By Eliot Kleinberg, Palm Beach Post
November 19, 2015
Readers: Amazingly, it’s been 35 years since George Snow disappeared somewhere over the Bahamas. In the decades since, his sons have raised millions through a scholarship fund. The fund held its Boca Ballroom Battle in August and a golf tournament Oct. 23. Its main event, its Cowboy Ball, is scheduled for January. Here’s more, some of it from a 2002 column:
Friends and relatives created the George Snow Scholarship Fund in 1980 to honor the developer and philanthropist. So far, it has handed out about $7.3 million, and it also helps administer scholarship programs for other agencies.
Snow is almost as famous for his mysterious disappearance decades ago as he is for his accomplishments and his charity.
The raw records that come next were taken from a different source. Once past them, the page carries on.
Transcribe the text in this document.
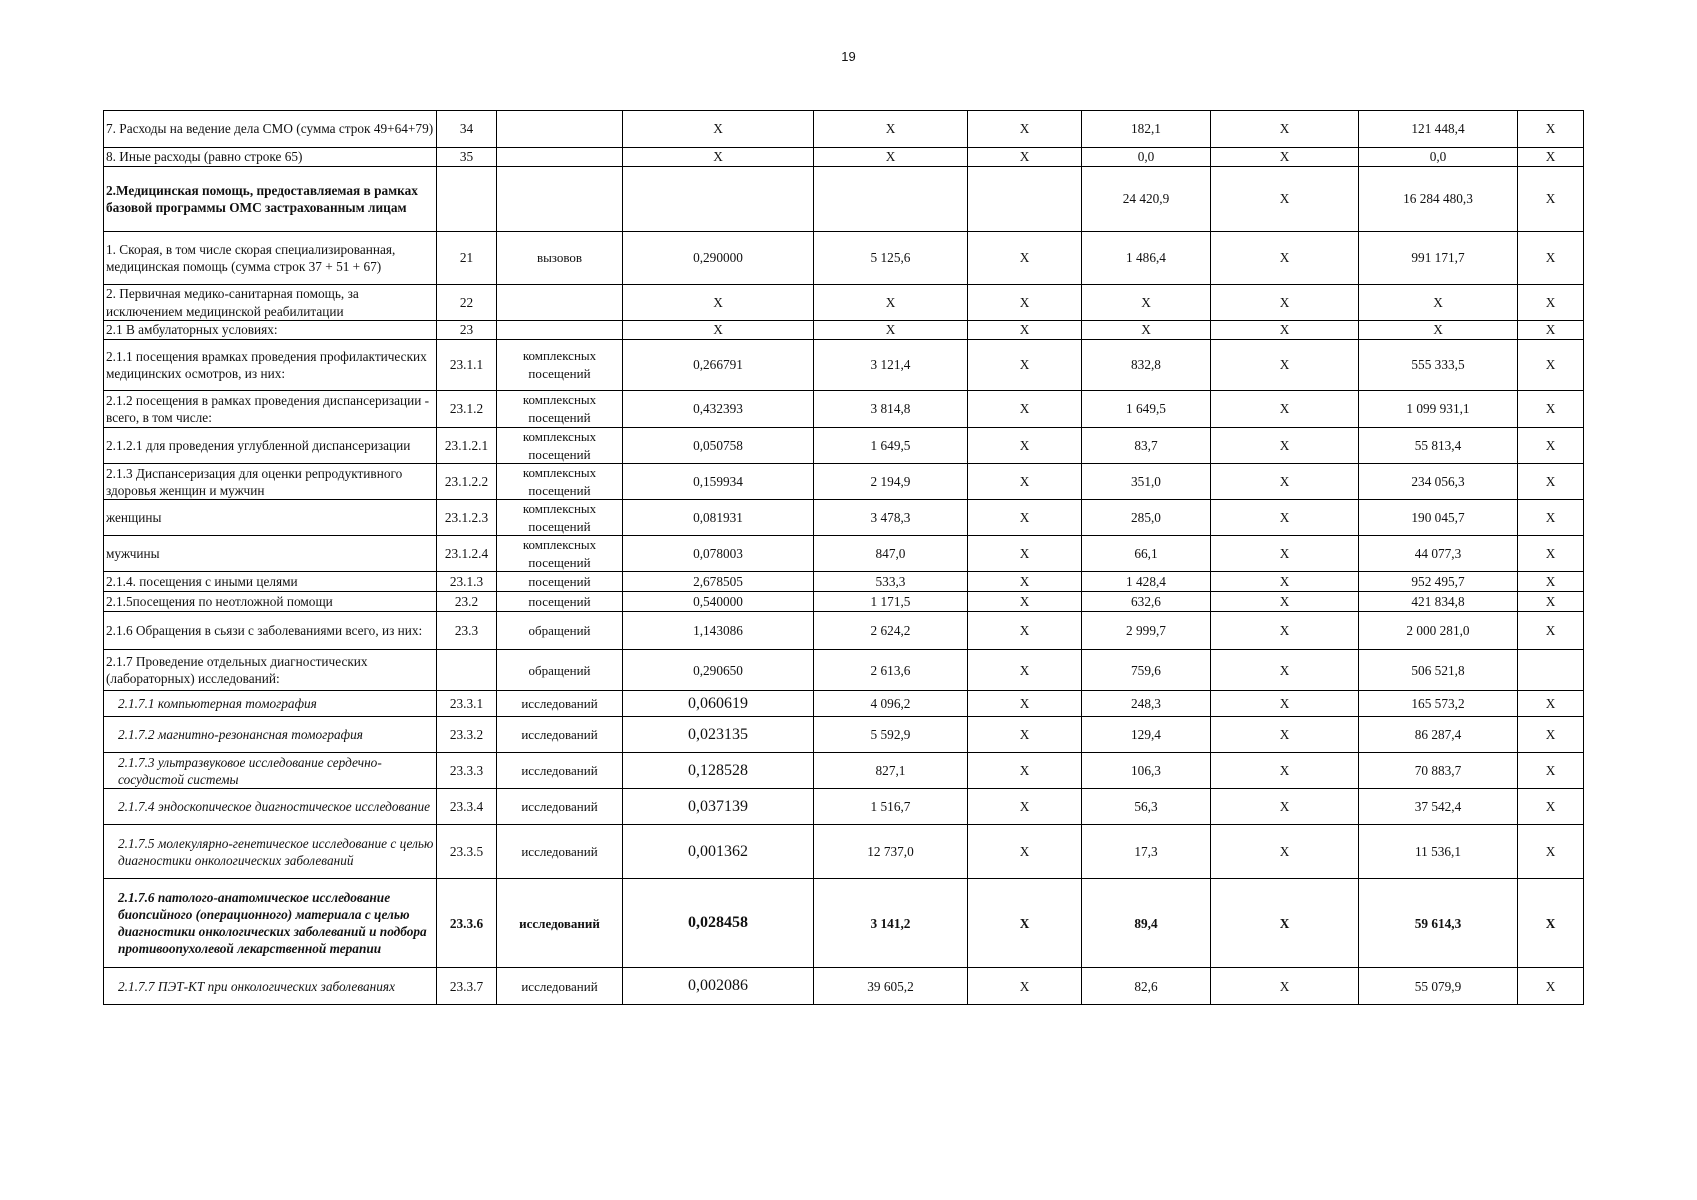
19
7. Расходы на ведение дела СМО (сумма строк 49+64+79)	34		X	X	X	182,1	X	121 448,4	X
8. Иные расходы (равно строке 65)	35		X	X	X	0,0	X	0,0	X
2.Медицинская помощь, предоставляемая в рамках базовой программы ОМС застрахованным лицам						24 420,9	X	16 284 480,3	X
1. Скорая, в том числе скорая специализированная, медицинская помощь (сумма строк 37 + 51 + 67)	21	вызовов	0,290000	5 125,6	X	1 486,4	X	991 171,7	X
2. Первичная медико-санитарная помощь, за исключением медицинской реабилитации	22		X	X	X	X	X	X	X
2.1 В амбулаторных условиях:	23		X	X	X	X	X	X	X
2.1.1 посещения врамках проведения профилактических медицинских осмотров, из них:	23.1.1	комплексных посещений	0,266791	3 121,4	X	832,8	X	555 333,5	X
2.1.2 посещения в рамках проведения диспансеризации - всего, в том числе:	23.1.2	комплексных посещений	0,432393	3 814,8	X	1 649,5	X	1 099 931,1	X
2.1.2.1 для проведения углубленной диспансеризации	23.1.2.1	комплексных посещений	0,050758	1 649,5	X	83,7	X	55 813,4	X
2.1.3 Диспансеризация для оценки репродуктивного здоровья женщин и мужчин	23.1.2.2	комплексных посещений	0,159934	2 194,9	X	351,0	X	234 056,3	X
женщины	23.1.2.3	комплексных посещений	0,081931	3 478,3	X	285,0	X	190 045,7	X
мужчины	23.1.2.4	комплексных посещений	0,078003	847,0	X	66,1	X	44 077,3	X
2.1.4. посещения с иными целями	23.1.3	посещений	2,678505	533,3	X	1 428,4	X	952 495,7	X
2.1.5посещения по неотложной помощи	23.2	посещений	0,540000	1 171,5	X	632,6	X	421 834,8	X
2.1.6 Обращения в сьязи с заболеваниями всего, из них:	23.3	обращений	1,143086	2 624,2	X	2 999,7	X	2 000 281,0	X
2.1.7 Проведение отдельных диагностических (лабораторных) исследований:		обращений	0,290650	2 613,6	X	759,6	X	506 521,8	
2.1.7.1 компьютерная томография	23.3.1	исследований	0,060619	4 096,2	X	248,3	X	165 573,2	X
2.1.7.2 магнитно-резонансная томография	23.3.2	исследований	0,023135	5 592,9	X	129,4	X	86 287,4	X
2.1.7.3 ультразвуковое исследование сердечно-сосудистой системы	23.3.3	исследований	0,128528	827,1	X	106,3	X	70 883,7	X
2.1.7.4 эндоскопическое диагностическое исследование	23.3.4	исследований	0,037139	1 516,7	X	56,3	X	37 542,4	X
2.1.7.5 молекулярно-генетическое исследование с целью диагностики онкологических заболеваний	23.3.5	исследований	0,001362	12 737,0	X	17,3	X	11 536,1	X
2.1.7.6 патолого-анатомическое исследование биопсийного (операционного) материала с целью диагностики онкологических заболеваний и подбора противоопухолевой лекарственной терапии	23.3.6	исследований	0,028458	3 141,2	X	89,4	X	59 614,3	X
2.1.7.7 ПЭТ-КТ при онкологических заболеваниях	23.3.7	исследований	0,002086	39 605,2	X	82,6	X	55 079,9	X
When Snow moved from Pennsylvania in 1958, Boca Raton was still a small town of less than 10,000. As it exploded with the arrival of Florida Atlantic University, Boca Raton Community Hospital and IBM, Snow built more than 2,000 homes and numerous commercial projects, including Royal Palm Plaza, downtown’s shopping jewel in the years before Mizner Park.
In the early 1970s, Delray Beach students at Boca High couldn’t participate in after-school activities because they had to catch a bus. Snow lobbied school board members for an extra bus. When they refused, he bought one and drove it himself.
In the late 1970s, Snow went into semi-retirement. He donated the land for the Meadows Park Community Pool and for the park near Florida Atlantic University that would later bear his name.
And he founded Helicopter Aviation at Boca Raton Airport. His main clients were television news crews.
On Nov. 13, 1980, a crew he was piloting videotaped Bahamian policemen savagely beating Haitian refugees on a small island who were refusing to return home. On the way back, the chopper disappeared. Snow was 45. A piece of the helicopter later was found on Grand Bahama Island.
George Snow and his helicopter at Cayo Lobos in the Bahamas in November 1980, on the day he and three members of a television news crew vanished while returning to Miami.
Embarrassed Bahamians trying to stop the pictures? Friendly fire by CIA operatives? Simple mechanical failure? The theories abound. The mystery endures.
“The uncertainty is the hard part, I think,” son Tim Snow said in September.
Tim, who now heads the scholarship fund, was 24 when his father vanished. He believes the helicopter stumbled upon some drug smugglers. But he said, “anybody that says they are certain of what happened is naive. We don’t know what happened.”